Rogue Readers, you are in for a real treat! Starting this Tuesday, ZJ Czupor Goes Rogue. He will be bringing us one of his famous Mystery Minutes on Tuesday every 5 weeks. Sometimes funny, ALWAYS interesting, these short write ups give us a view into the history of crime novels and the lives of crime writers. So, with no further ado…
ZJ Czupor is an award-winning writer. His current novel, Cut Right Through Me, is seeking representation. He is vice president of the Rocky Mountain Chapter of Mystery Writers of America and writes a monthly column, “The Mystery Minute.” He also co-chairs Rocky Mountain Fiction Writer’s annual literary competition. In 1990, he and his wife co-founded The InterPro Group, one of Denver’s leading marketing and public relations firms. They are proud to be owned by two beautiful, and way too smart, rescue collies.
by ZJ Czupor
The Mother of the American Detective Story: Anna Katharine Green
Every serious mystery writer knows full well who holds the title of the “father of the American detective story.” That title belongs to Edgar Allan Poe (1809-1849), whose 1841 short story, Murders in the Rue Morgue, introduced C. Auguste Dupin, the detective hero.

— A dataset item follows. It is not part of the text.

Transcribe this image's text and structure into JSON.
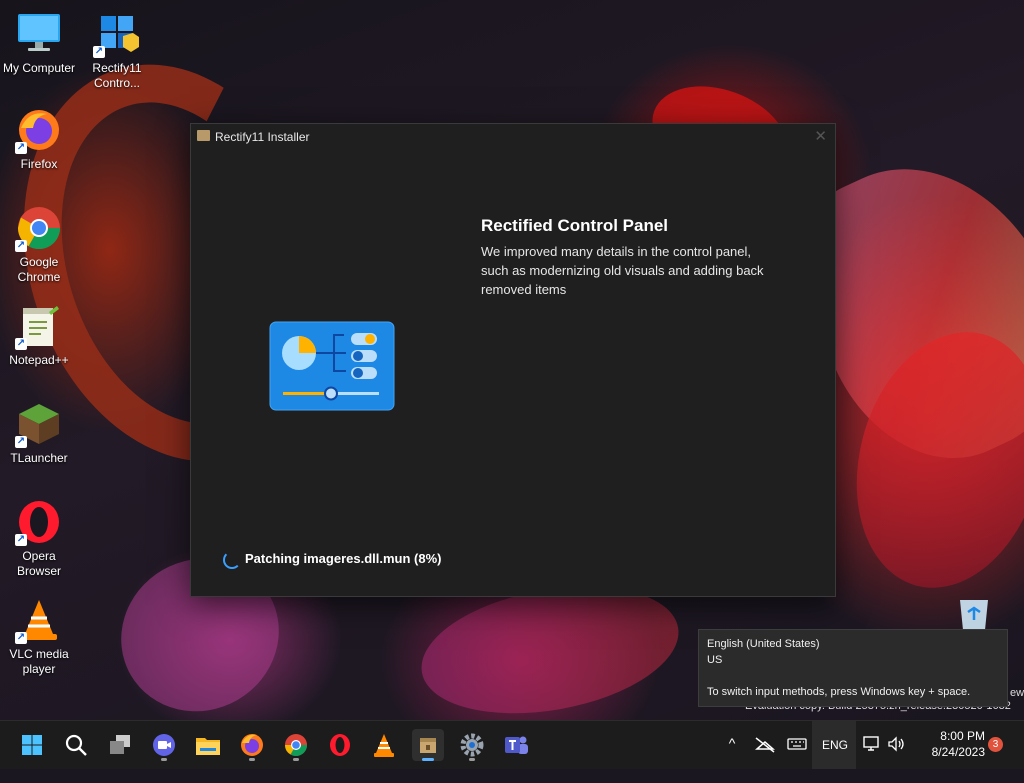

Over a fifteen-year period, her novel sold more than three-quarters of a million copies. She distinguished herself by writing well plotted, legally accurate stories. Her influence and reputation were so great that Arthur Conan Doyle (1859-1930), the creator of Sherlock Holmes, sought her out during his visit to the U.S. in 1894.
She was college-educated—rare at that time—and started a career as a poet and often corresponded with Ralph Waldo Emerson (1803-1882). Then when her poetry failed to catch on, she turned to writing novels. She worked on her first novel for six years. It was published by G.P. Putnam’s Sons. She later married, raised a family, and wrote three dozen more novels over the next forty-five years.
In fact, her novel’s insight into legal matters was used in Yale University law classes as “an example of the perils of trusting circumstantial evidence.” Interestingly, her novel sparked a debate in the Pennsylvania State Senate over whether the book could really have been written by a woman.
The Leavenworth Case was the novel that first established the “whodunit” and the idea that “everyone and nobody” is a suspect.
Green died in 1935 at the age of 88 in Buffalo, New York. If you visit, you can take a walking tour which highlights authors with local connections. She’s included with Mark Twain, F. Scott Fitzgerald, Herman Melville, Taylor Caldwell, and others.
Years later, Agatha Christie (1890-1976), the best-selling author of all time (outsold only by the Bible and Shakespeare), revealed that it was Green who influenced her to begin writing mysteries.
So glad you're blogging with us, ZJ. I know everyone is going to love this Mystery Minute column!
What a great story about an amazing woman — I had not known this history and was quite intrigued with her accomplishments, stories and how her work has been used even in the classroom. Thanks for a terrific post!….Karna Bodman
Not yet, but I’ll have to look them up now! That’s amazing how her novel was used in Yale law classes…kind of like Allan Drury’s ‘Advise and Consent’ used in political science classes.
I have not. But I intend to rectify that. Thank you so much for bringing this to our attention! A shame she isn't more well known.
This is so exciting! I love blogs like this. Thanks for Mystery Minute, ZJ!